In Behalotecha, this week’s Torah portion,  we read about the movement of the Pillar of Clouds and the sound of two silver trumpets. There we read:

And whenever the cloud was taken up from over the Tent, then after that the children of Israel journeyed; and in the place where the cloud abode, there the children of Israel encamped. ( Numbers 9:17)

The absence or presence of the cloud indicated that it was time to set up or break down the camp.

This Sunday starts another season of overnight Jewish camping across North America. Camp would be nothing without the campers. As everyone in camping knows,  the foundation of camping is realizing that it is all about the campers. We train our staff to put the campers first. Camp is all about the campers’ health, safety, emotional well-being, happiness, and spirituality growth. And once we get our whole staff to understand this truth we can explain to them that it was a lie.  It is not only about the campers, it is also founded on the growth of the staff.

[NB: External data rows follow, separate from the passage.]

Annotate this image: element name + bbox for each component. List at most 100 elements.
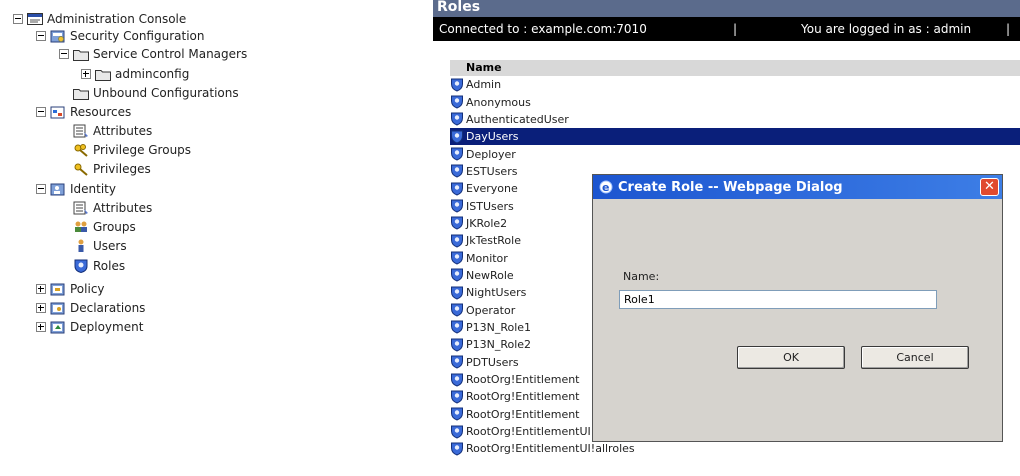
tree-item-users[interactable]: Users [73, 237, 127, 255]
role-icon [450, 182, 464, 196]
logged-in-info: You are logged in as : admin [801, 22, 972, 36]
collapse-toggle-icon[interactable] [36, 107, 46, 117]
role-icon [450, 130, 464, 144]
expand-toggle-icon[interactable] [81, 69, 91, 79]
dialog-title-bar[interactable]: e Create Role -- Webpage Dialog [593, 175, 1002, 199]
tree-item-label: Users [93, 239, 127, 253]
table-row[interactable]: Anonymous [450, 93, 1020, 110]
cancel-button[interactable]: Cancel [861, 346, 969, 369]
role-name: Everyone [466, 182, 518, 196]
role-name: Operator [466, 303, 516, 317]
folder-icon [95, 67, 111, 81]
role-name: PDTUsers [466, 355, 519, 369]
role-name: P13N_Role2 [466, 338, 532, 352]
separator: | [733, 22, 738, 36]
attributes-icon [73, 201, 89, 215]
role-icon [450, 251, 464, 265]
privileges-icon [73, 162, 89, 176]
role-icon [450, 268, 464, 282]
role-name: AuthenticatedUser [466, 112, 569, 126]
role-icon [450, 407, 464, 421]
tree-item-deployment[interactable]: Deployment [36, 318, 143, 336]
tree-item-label: Security Configuration [70, 29, 205, 43]
tree-item-adminconfig[interactable]: adminconfig [81, 65, 189, 83]
tree-item-label: Identity [70, 182, 116, 196]
tree-item-identity-attributes[interactable]: Attributes [73, 199, 152, 217]
role-icon [450, 216, 464, 230]
tree-item-label: Administration Console [47, 12, 187, 26]
collapse-toggle-icon[interactable] [36, 184, 46, 194]
role-name: DayUsers [466, 130, 519, 144]
role-icon [450, 286, 464, 300]
security-config-icon [50, 29, 66, 43]
console-icon [27, 12, 43, 26]
tree-item-resources[interactable]: Resources [36, 103, 131, 121]
table-row[interactable]: Admin [450, 76, 1020, 93]
dialog-title: Create Role -- Webpage Dialog [618, 179, 843, 195]
role-icon [450, 234, 464, 248]
column-header-name[interactable]: Name [450, 60, 1020, 76]
expand-toggle-icon[interactable] [36, 284, 46, 294]
folder-icon [73, 86, 89, 100]
table-row[interactable]: RootOrg!EntitlementUI!allroles [450, 440, 1020, 457]
tree-item-groups[interactable]: Groups [73, 218, 136, 236]
role-icon [450, 373, 464, 387]
role-name: Monitor [466, 251, 508, 265]
role-icon [450, 199, 464, 213]
collapse-toggle-icon[interactable] [13, 14, 23, 24]
role-name: Anonymous [466, 95, 531, 109]
ok-button[interactable]: OK [737, 346, 845, 369]
groups-icon [73, 220, 89, 234]
tree-item-roles[interactable]: Roles [73, 257, 125, 275]
navigation-tree: Administration Console Security Configur… [0, 0, 420, 476]
role-name: JkTestRole [466, 234, 521, 248]
tree-item-label: Deployment [70, 320, 144, 334]
tree-item-privileges[interactable]: Privileges [73, 160, 151, 178]
tree-item-service-control-managers[interactable]: Service Control Managers [59, 45, 247, 63]
tree-item-security-configuration[interactable]: Security Configuration [36, 27, 204, 45]
tree-item-privilege-groups[interactable]: Privilege Groups [73, 141, 191, 159]
close-button[interactable]: ✕ [980, 178, 999, 196]
collapse-toggle-icon[interactable] [59, 49, 69, 59]
role-name: NightUsers [466, 286, 527, 300]
name-label: Name: [623, 270, 660, 283]
tree-item-label: Privileges [93, 162, 151, 176]
tree-item-label: Policy [70, 282, 105, 296]
tree-item-identity[interactable]: Identity [36, 180, 116, 198]
role-name: RootOrg!Entitlement [466, 373, 580, 387]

In security, safety, and sanctity of camp this summer campers will have the time of their lives. And in making this camp the staff will also be completely transformed. Just as the cloud of God prompted the creating the camp, buses all across North America will kick up clouds of dust bringing in the campers to start another great season of camping. Just like our Torah portion we will encamp. Holiness will reside in our camp communities. I am excited for another summer of security, safety, and sanctity.